The school offers a full-time day J.D. program, a part-time day program and a part-time evening program. Its evening division continues the part-time program with which the school was founded.

Joint-degree programs combine the J.D. with graduate study in business, environmental science, healthcare, philosophy or divinity. The school also awards an LL.M. for foreign lawyers, including through agreements with law schools outside the United States.

Summer study-abroad programs have been offered in Germany and France and in Dublin and Belfast.

=== Clinical education ===
The Tribone Center for Clinical Legal Education administers community-based clinics, externships, fellowships and pro bono programs. Students may represent clients under supervision, participate in judicial, governmental and nonprofit placements, and work with the Pennsylvania Innocence Project. The center occupies a three-story building at 912–914 Fifth Avenue, near the courts and government offices of downtown Pittsburgh.

== Admissions and outcomes ==
For the class entering in 2025, the school received 1,432 completed applications and offered admission to 619 applicants, an acceptance rate of 43.23 percent. A total of 183 applicants enrolled. The school reported total J.D. enrollment of 528 during the 2025 reporting year.

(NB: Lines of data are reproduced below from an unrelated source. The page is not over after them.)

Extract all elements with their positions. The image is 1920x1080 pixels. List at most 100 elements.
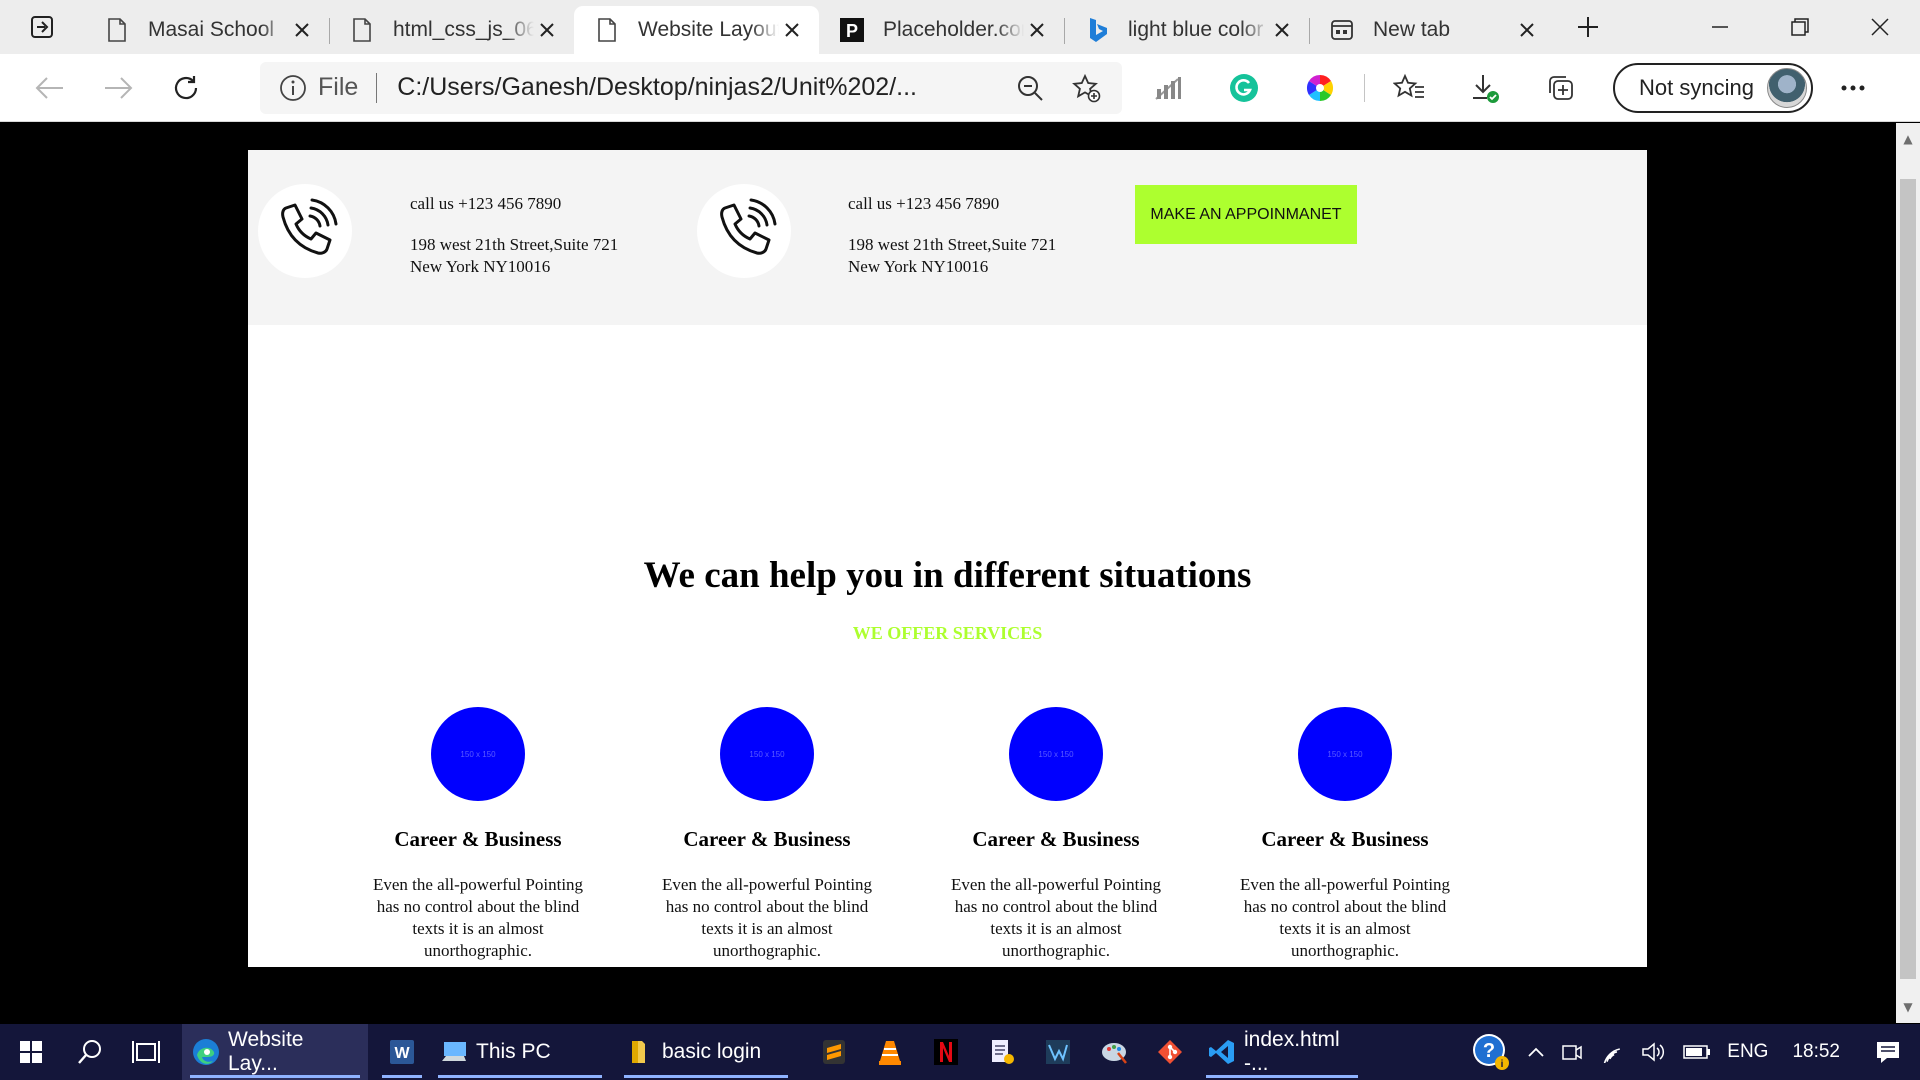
taskbar-app-this-pc[interactable]: This PC [430, 1024, 610, 1080]
taskbar-app-git[interactable] [1142, 1024, 1198, 1080]
phone-icon-circle [258, 184, 352, 278]
minimize-icon [1712, 26, 1728, 28]
color-picker-extension-button[interactable] [1282, 54, 1358, 122]
taskbar-app-label: index.html -... [1244, 1028, 1340, 1075]
show-hidden-icons-button[interactable] [1519, 1024, 1553, 1080]
notifications-button[interactable] [1856, 1024, 1920, 1080]
tab-light-blue-color[interactable]: light blue color [1064, 6, 1309, 54]
extension-stats-button[interactable] [1130, 54, 1206, 122]
taskbar-app-sublime[interactable] [806, 1024, 862, 1080]
tab-website-layout[interactable]: Website Layout [574, 6, 819, 54]
refresh-button[interactable] [152, 54, 220, 122]
close-icon[interactable] [1024, 17, 1050, 43]
tab-masai-school[interactable]: Masai School [84, 6, 329, 54]
collections-icon [1549, 75, 1573, 100]
tab-title: Website Layout [638, 18, 779, 41]
task-view-button[interactable] [118, 1024, 174, 1080]
profile-sync-button[interactable]: Not syncing [1613, 62, 1813, 113]
service-card: 150 x 150 Career & Business Even the all… [1223, 707, 1467, 962]
page-icon [104, 17, 130, 43]
system-tray: ? i ENG 18:52 [1463, 1024, 1920, 1080]
taskbar-app-word[interactable]: W [374, 1024, 430, 1080]
stats-icon [1155, 76, 1181, 100]
meet-now-button[interactable] [1553, 1024, 1591, 1080]
contact-address-line: 198 west 21th Street,Suite 721 [848, 235, 1057, 254]
scroll-up-arrow-icon[interactable]: ▲ [1896, 129, 1920, 149]
taskbar-app-vscode[interactable]: index.html -... [1198, 1024, 1366, 1080]
contact-phone: call us +123 456 7890 [410, 194, 562, 213]
volume-icon [1642, 1042, 1665, 1062]
zoom-out-icon [1018, 75, 1043, 101]
clock[interactable]: 18:52 [1776, 1024, 1856, 1080]
vlc-icon [879, 1041, 901, 1065]
phone-icon [720, 198, 777, 255]
volume-button[interactable] [1633, 1024, 1675, 1080]
taskbar-app-label: basic login [662, 1040, 762, 1063]
service-card: 150 x 150 Career & Business Even the all… [934, 707, 1178, 962]
section-title: We can help you in different situations [643, 555, 1252, 596]
tab-html-css-js[interactable]: html_css_js_06 [329, 6, 574, 54]
tab-title: Placeholder.com [883, 18, 1024, 41]
close-window-button[interactable] [1840, 0, 1920, 54]
address-bar[interactable]: File C:/Users/Ganesh/Desktop/ninjas2/Uni… [260, 61, 1122, 114]
add-favorite-button[interactable] [1058, 64, 1114, 112]
collections-button[interactable] [1523, 54, 1599, 122]
minimize-button[interactable] [1680, 0, 1760, 54]
battery-button[interactable] [1675, 1024, 1719, 1080]
taskbar-app-label: Website Lay... [228, 1028, 304, 1075]
start-button[interactable] [0, 1024, 62, 1080]
taskbar-app-edge[interactable]: Website Lay... [182, 1024, 368, 1080]
tab-actions-button[interactable] [0, 0, 84, 54]
grammarly-icon [1230, 73, 1258, 102]
make-appointment-button[interactable]: MAKE AN APPOINMANET [1135, 185, 1357, 244]
close-icon[interactable] [1269, 17, 1295, 43]
url-text[interactable]: C:/Users/Ganesh/Desktop/ninjas2/Unit%202… [397, 73, 1002, 102]
downloads-button[interactable] [1447, 54, 1523, 122]
taskbar-app-tool[interactable] [1030, 1024, 1086, 1080]
tab-title: light blue color [1128, 18, 1264, 41]
close-icon[interactable] [779, 17, 805, 43]
scroll-down-arrow-icon[interactable]: ▼ [1896, 997, 1920, 1017]
settings-more-button[interactable] [1813, 54, 1893, 122]
service-title: Career & Business [683, 827, 851, 851]
avatar [1767, 67, 1807, 108]
search-button[interactable] [62, 1024, 118, 1080]
wifi-icon [1603, 1048, 1621, 1063]
forward-button[interactable] [84, 54, 152, 122]
close-icon[interactable] [1514, 17, 1540, 43]
tool-icon [1046, 1040, 1070, 1064]
refresh-icon [174, 75, 198, 99]
taskbar-app-vlc[interactable] [862, 1024, 918, 1080]
language-indicator[interactable]: ENG [1719, 1024, 1776, 1080]
new-tab-button[interactable] [1558, 3, 1618, 51]
taskbar-app-basic-login[interactable]: basic login [616, 1024, 796, 1080]
info-icon[interactable] [276, 71, 310, 105]
tab-new-tab[interactable]: New tab [1309, 6, 1554, 54]
vertical-scrollbar[interactable]: ▲ ▼ [1896, 123, 1920, 1023]
notification-icon [1877, 1042, 1899, 1063]
favorites-button[interactable] [1371, 54, 1447, 122]
url-scheme-label: File [318, 73, 359, 101]
restore-button[interactable] [1760, 0, 1840, 54]
taskbar-app-notepad[interactable] [974, 1024, 1030, 1080]
grammarly-button[interactable] [1206, 54, 1282, 122]
contact-address-line: New York NY10016 [848, 257, 989, 276]
scrollbar-thumb[interactable] [1900, 179, 1916, 979]
tab-title: html_css_js_06 [393, 18, 534, 41]
address-divider [376, 72, 378, 103]
tab-placeholder[interactable]: P Placeholder.com [819, 6, 1064, 54]
taskbar-app-paint[interactable] [1086, 1024, 1142, 1080]
tab-title: Masai School [148, 18, 275, 41]
network-button[interactable] [1591, 1024, 1633, 1080]
back-button[interactable] [16, 54, 84, 122]
word-icon: W [390, 1040, 414, 1064]
arrow-left-icon [35, 76, 63, 99]
folder-icon [626, 1038, 654, 1066]
close-icon[interactable] [534, 17, 560, 43]
phone-icon [281, 198, 338, 255]
toolbar-extensions: Not syncing [1130, 54, 1893, 122]
zoom-button[interactable] [1002, 64, 1058, 112]
taskbar-app-netflix[interactable] [918, 1024, 974, 1080]
close-icon[interactable] [289, 17, 315, 43]
help-tray-button[interactable]: ? i [1463, 1024, 1519, 1080]
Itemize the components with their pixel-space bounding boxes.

Of the 157 members of the class of 2024, 148 held full-time, long-term employment ten months after graduation. Those positions included 136 for which bar admission was required or anticipated and eight classified as J.D. advantage positions. One additional graduate was pursuing further graduate study.

Among 2024 graduates taking the Pennsylvania bar examination for the first time, 120 of 135 passed, a rate of 88.89 percent. The corresponding statewide rate for graduates of ABA-approved law schools was 80.25 percent.

== Facilities ==
The school is housed principally in Edward J. Hanley Hall and the John E. Murray Jr. Pavilion. Together with the law library, the structures provide approximately 125000 sqft of classrooms, offices, courtrooms, study areas and library space. The Tribone Center houses the school's clinics in a separate building on Fifth Avenue.

== Publications ==
The school's current student-edited publications are the Duquesne Law Review, Joule: Duquesne Kline Energy & Environmental Law Journal and the Juris Chronicle.